The Canadian Education Center, located in the World Trade Center on Jl. Sudirman in Central Jakarta, is open to anyone interested in studying in Canada.

Kusuma said that unlike universities in the United States, almost all of the 90 universities in Canada were run by the government.

Currently there are about 500 Indonesian students in Canada, and this number has increased slightly over the past few years.

Accommodation is another important thing that needs to be looked into. It is not something that should cause too much worry though, because most universities have dormitories for students. Some U.S. universities even oblige new students to stay in the dorms for the first year. If you are a nonsmoker, don't worry about being mixed with smokers, because before assigning roommates, universities send students questionnaires asking about their habits and preferences. Therefore, if you like peace and quiet, it is unlikely that you will share a room with a party animal.

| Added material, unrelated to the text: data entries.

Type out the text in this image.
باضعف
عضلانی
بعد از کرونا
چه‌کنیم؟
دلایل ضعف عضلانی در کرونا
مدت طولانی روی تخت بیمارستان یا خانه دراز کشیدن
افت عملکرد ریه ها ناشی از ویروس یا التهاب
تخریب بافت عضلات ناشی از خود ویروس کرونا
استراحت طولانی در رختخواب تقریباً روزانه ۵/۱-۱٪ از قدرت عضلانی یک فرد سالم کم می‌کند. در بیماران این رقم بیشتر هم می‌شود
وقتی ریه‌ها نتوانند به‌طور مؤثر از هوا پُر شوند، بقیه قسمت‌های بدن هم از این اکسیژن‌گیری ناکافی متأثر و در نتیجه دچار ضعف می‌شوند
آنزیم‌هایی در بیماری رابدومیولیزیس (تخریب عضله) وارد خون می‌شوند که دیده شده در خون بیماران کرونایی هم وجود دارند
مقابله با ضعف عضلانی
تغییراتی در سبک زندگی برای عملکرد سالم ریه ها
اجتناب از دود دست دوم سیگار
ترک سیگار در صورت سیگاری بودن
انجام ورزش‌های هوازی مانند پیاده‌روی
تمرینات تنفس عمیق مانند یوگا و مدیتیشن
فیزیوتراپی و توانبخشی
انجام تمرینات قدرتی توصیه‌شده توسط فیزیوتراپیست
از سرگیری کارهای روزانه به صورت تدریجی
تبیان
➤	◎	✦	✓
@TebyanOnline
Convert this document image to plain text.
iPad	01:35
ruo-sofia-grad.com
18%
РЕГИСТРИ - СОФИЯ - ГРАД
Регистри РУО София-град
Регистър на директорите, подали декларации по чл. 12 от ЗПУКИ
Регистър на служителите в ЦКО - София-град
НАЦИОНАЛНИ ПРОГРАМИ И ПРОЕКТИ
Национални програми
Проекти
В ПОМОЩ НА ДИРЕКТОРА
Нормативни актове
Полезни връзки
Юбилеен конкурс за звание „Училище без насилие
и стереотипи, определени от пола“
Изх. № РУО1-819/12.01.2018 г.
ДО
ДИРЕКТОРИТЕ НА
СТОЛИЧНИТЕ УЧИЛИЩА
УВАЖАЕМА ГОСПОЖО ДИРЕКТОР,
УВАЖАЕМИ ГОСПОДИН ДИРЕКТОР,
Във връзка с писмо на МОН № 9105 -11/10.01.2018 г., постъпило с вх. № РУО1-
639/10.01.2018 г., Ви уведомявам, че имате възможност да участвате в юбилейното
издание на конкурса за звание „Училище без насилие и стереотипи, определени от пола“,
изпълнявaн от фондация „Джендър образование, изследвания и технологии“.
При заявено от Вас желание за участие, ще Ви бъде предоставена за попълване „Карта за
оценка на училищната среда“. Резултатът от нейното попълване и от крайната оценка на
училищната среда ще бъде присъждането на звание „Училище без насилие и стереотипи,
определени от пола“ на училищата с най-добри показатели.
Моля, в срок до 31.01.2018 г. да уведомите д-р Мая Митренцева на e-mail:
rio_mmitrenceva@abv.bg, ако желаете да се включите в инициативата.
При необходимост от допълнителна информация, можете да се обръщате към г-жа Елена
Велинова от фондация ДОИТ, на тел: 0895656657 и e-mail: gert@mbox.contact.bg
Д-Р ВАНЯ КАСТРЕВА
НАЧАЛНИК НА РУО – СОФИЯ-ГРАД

One benefit of living on campus is that you can save money on transportation. But if the university does not oblige new students to stay in the dorms and you prefer to stay off campus, or if there is no more room in the dorms, there are usually numerous rooms and apartments available within a short distance of most universities.

There are many factors to consider other than the price when deciding on accommodation, like safety. It is also necessary to ask whether the room or the apartment is furnished. Telephone and Internet access is quite easy in the U.S. and Canada, so if you want, you can have a private line in your room.

"Actually we don't recommend new students live in an apartment off campus. A dorm or a homestay will be more suitable," Kusuma said.

Living in a dorm is a little cheaper than a homestay, but the latter has its own advantages. Those who have never been to Canada before might prefer a homestay because it will allow them to learn more about the culture and the language as they are directly involved with the family, according to Kusuma.

Almost all universities, both in Canada and the U.S, have an international students office, which is ready to help foreign students who have questions about accommodation or any other matters.

The biggest problem facing Indonesian students abroad actually has nothing to do with visas or accommodation.

"As they are living far away from home in a country with a different culture, many suffer from homesickness. But the students can get over it quickly. They adjust well," Carhart said.